It was a week or so later when they met again, and it was Eileen O’Connor who said “Good-morning” and made a remark about the weather.

He stopped, and answered with a look of pleasure and boyish surprise.

“It’s jolly to hear you say ‘Good-morning’ in English. Takes me straight back to Oxford before this atrocious war. Besides——”

Here he stopped and blushed.

“Besides what?” asked Eileen.

“Besides, it’s a long time since I talked to a lady. Among officers one hears nothing but war-talk—the last battle, the next battle, technical jargon, ‘shop,’ as the English say. It would be nice to talk about something else—art, music, poetry, ideas.”

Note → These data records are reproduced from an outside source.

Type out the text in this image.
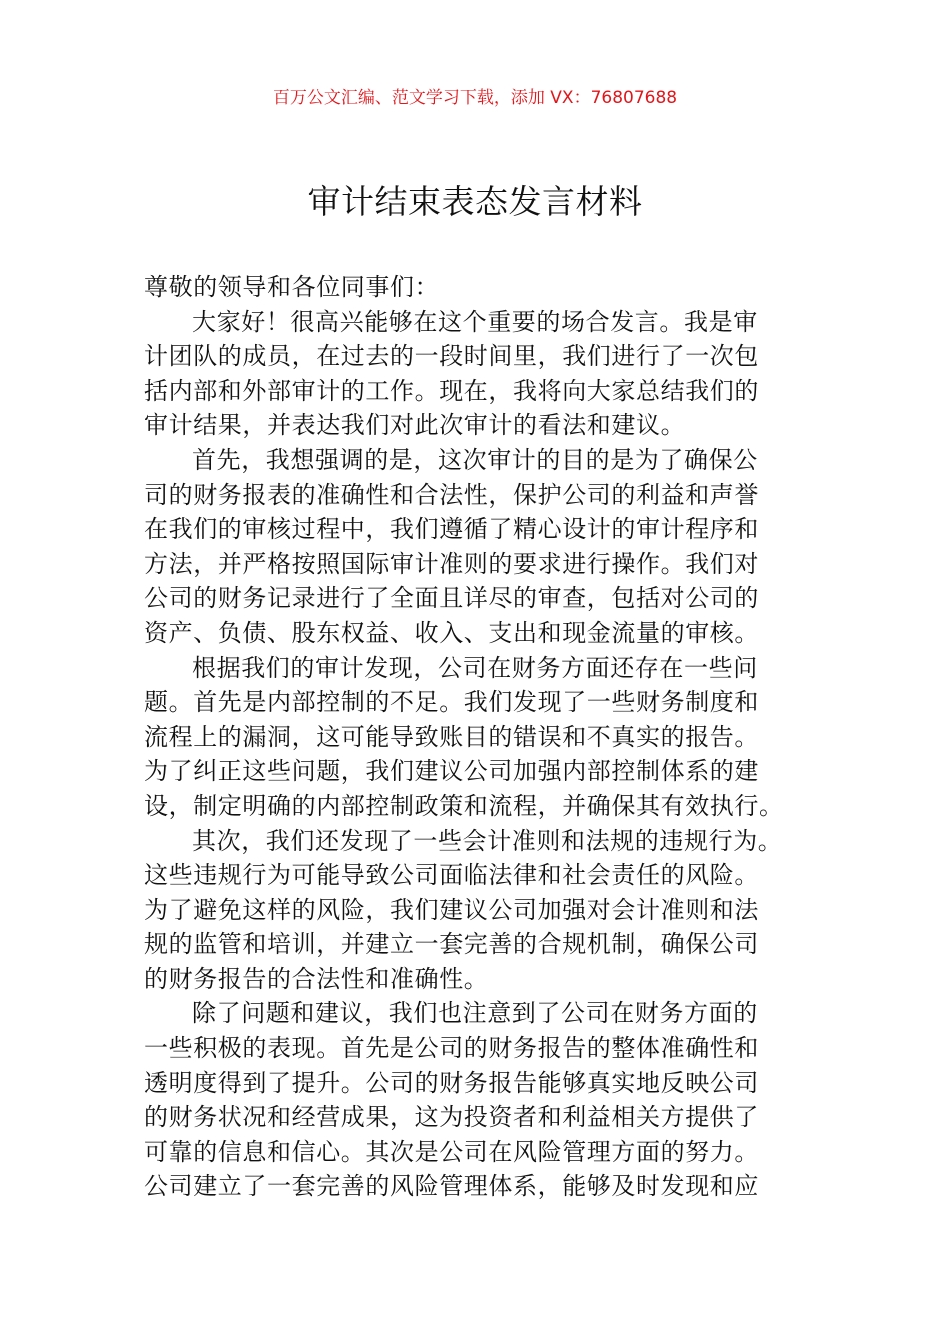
百万公文汇编、范文学习下载，添加 VX：76807688
审计结束表态发言材料
尊敬的领导和各位同事们：
大家好！很高兴能够在这个重要的场合发言。我是审
计团队的成员，在过去的一段时间里，我们进行了一次包
括内部和外部审计的工作。现在，我将向大家总结我们的
审计结果，并表达我们对此次审计的看法和建议。
首先，我想强调的是，这次审计的目的是为了确保公
司的财务报表的准确性和合法性，保护公司的利益和声誉
在我们的审核过程中，我们遵循了精心设计的审计程序和
方法，并严格按照国际审计准则的要求进行操作。我们对
公司的财务记录进行了全面且详尽的审查，包括对公司的
资产、负债、股东权益、收入、支出和现金流量的审核。
根据我们的审计发现，公司在财务方面还存在一些问
题。首先是内部控制的不足。我们发现了一些财务制度和
流程上的漏洞，这可能导致账目的错误和不真实的报告。
为了纠正这些问题，我们建议公司加强内部控制体系的建
设，制定明确的内部控制政策和流程，并确保其有效执行。
其次，我们还发现了一些会计准则和法规的违规行为。
这些违规行为可能导致公司面临法律和社会责任的风险。
为了避免这样的风险，我们建议公司加强对会计准则和法
规的监管和培训，并建立一套完善的合规机制，确保公司
的财务报告的合法性和准确性。
除了问题和建议，我们也注意到了公司在财务方面的
一些积极的表现。首先是公司的财务报告的整体准确性和
透明度得到了提升。公司的财务报告能够真实地反映公司
的财务状况和经营成果，这为投资者和利益相关方提供了
可靠的信息和信心。其次是公司在风险管理方面的努力。
公司建立了一套完善的风险管理体系，能够及时发现和应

She chaffed him a little, irresistibly.

“Oh, but you Germans have the monopoly of all that! Art, music, poetry, they are all absorbed into your Kultur—properly Germanised. As for ideas—what is not in German philosophy is not an idea.”

He looked profoundly hurt, said Eileen, “Some Germans are very narrow, very stupid, like some English perhaps. Not all of us believe that German Kultur is the only knowledge in the world.”

“Anyhow,” said Eileen O’Connor, “I’m Irish, so we needn’t argue about the difference between German and English philosophy.” He spoke as if quoting from a text-book.